Kölle Alaaf T-Shirt mit klassischer Narrenkappe und rotem Banner vorn, Kölner Dom mit Rheinschiff hinten. Vintage-Karneval-Print im Stich-Stil für alle Jecken im Rheinland.
Produktbeschreibung
Zwei Wörter genügen am Rhein, und alles ist gesagt. Dieses Kölle Alaaf T-Shirt nimmt den berühmtesten Ruf der Stadt beim Wort und gibt ihm die Form, die er verdient, nicht als schnellen Partydruck, sondern als fein graviertes Emblem, das aussieht, als hätte ein Kupferstecher des neunzehnten Jahrhunderts den Auftrag bekommen, den Karneval für die Ewigkeit festzuhalten.

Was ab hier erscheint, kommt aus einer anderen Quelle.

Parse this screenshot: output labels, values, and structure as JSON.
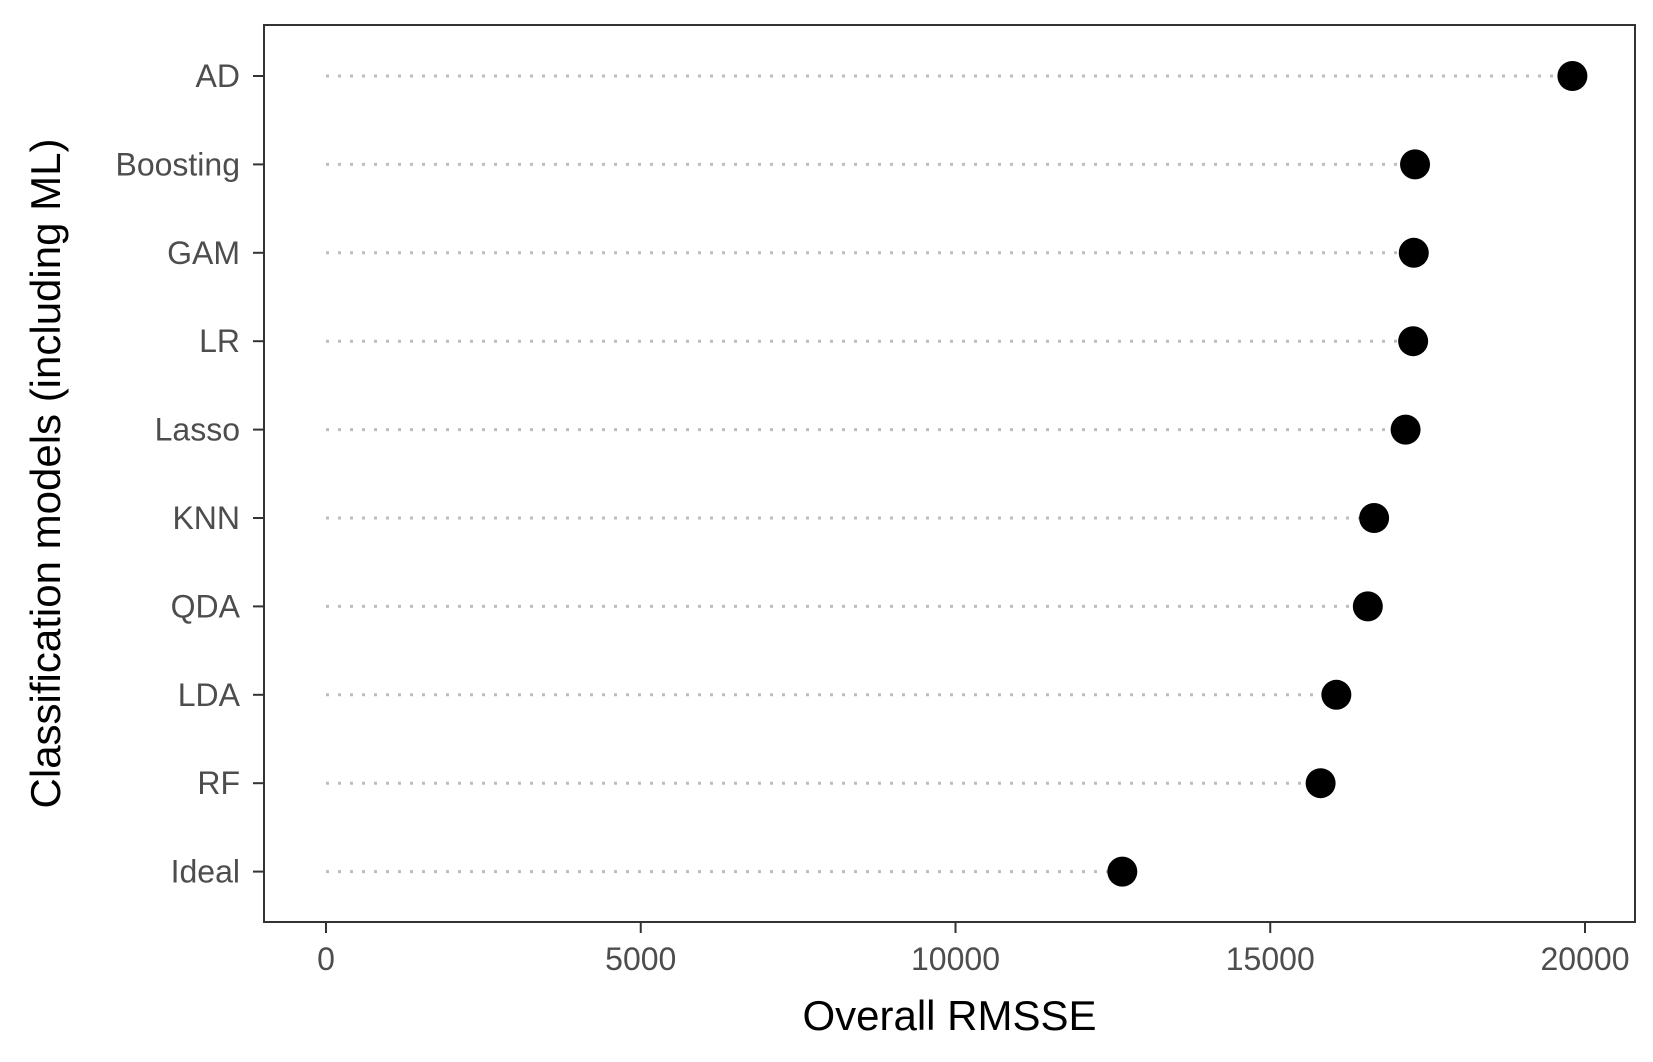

Auf der Brust thront eine Narrenkappe in altmeisterlicher Schraffur, jede Rundung mit feinen Linien modelliert, die Schellen wie kleine polierte Glocken, darunter die Zacken einer Krone. Um beides schwingt ein sattes rotes Banner, das sich einmal quer über das Motiv legt und in geschwungenen Lettern den Ruf trägt: Kölle Alaaf. Das Band rollt am Ende aus wie ein Ausrufezeichen mit Schwung, und zusammen wirkt das Ganze wie das Siegel eines sehr fröhlichen Königreichs.
Die Rückseite erzählt, wo dieses Königreich liegt. Zwei filigran gestochene Domtürme wachsen dort in den Himmel, umschlungen von einem roten Band, das sich durch das ganze Emblem windet. Am Fuß der Türme ziehen Schiffe über angedeutete Wellen, der Fluss gehört schließlich zur Stadt wie der Dom selbst, und ganz unten hängt, liebevoll verkehrt herum, eine zweite Narrenkappe mit baumelnden Schellen, als wäre sie nach einer langen Nacht dort abgelegt worden. Kleine gravierte Ziffern und Ornamente vervollständigen das Bild wie auf einer historischen Banknote.
Beide Seiten zusammen ergeben eine kleine Dramaturgie des Feierns. Vorn der Ruf, der alles eröffnet, die Kappe noch aufrecht, die Krone im Dienst. Hinten die Stadt selbst, der Dom als ewiger Zeuge, die Schiffe im gemächlichen Takt, und die zweite Kappe schon in der Horizontalen. Wer beide Motive nacheinander betrachtet, hat im Grunde eine ganze Session durchlebt, vom ersten Tusch bis zum letzten Lied, und genau diese Erzählung macht das Shirt zu mehr als einem Fanartikel.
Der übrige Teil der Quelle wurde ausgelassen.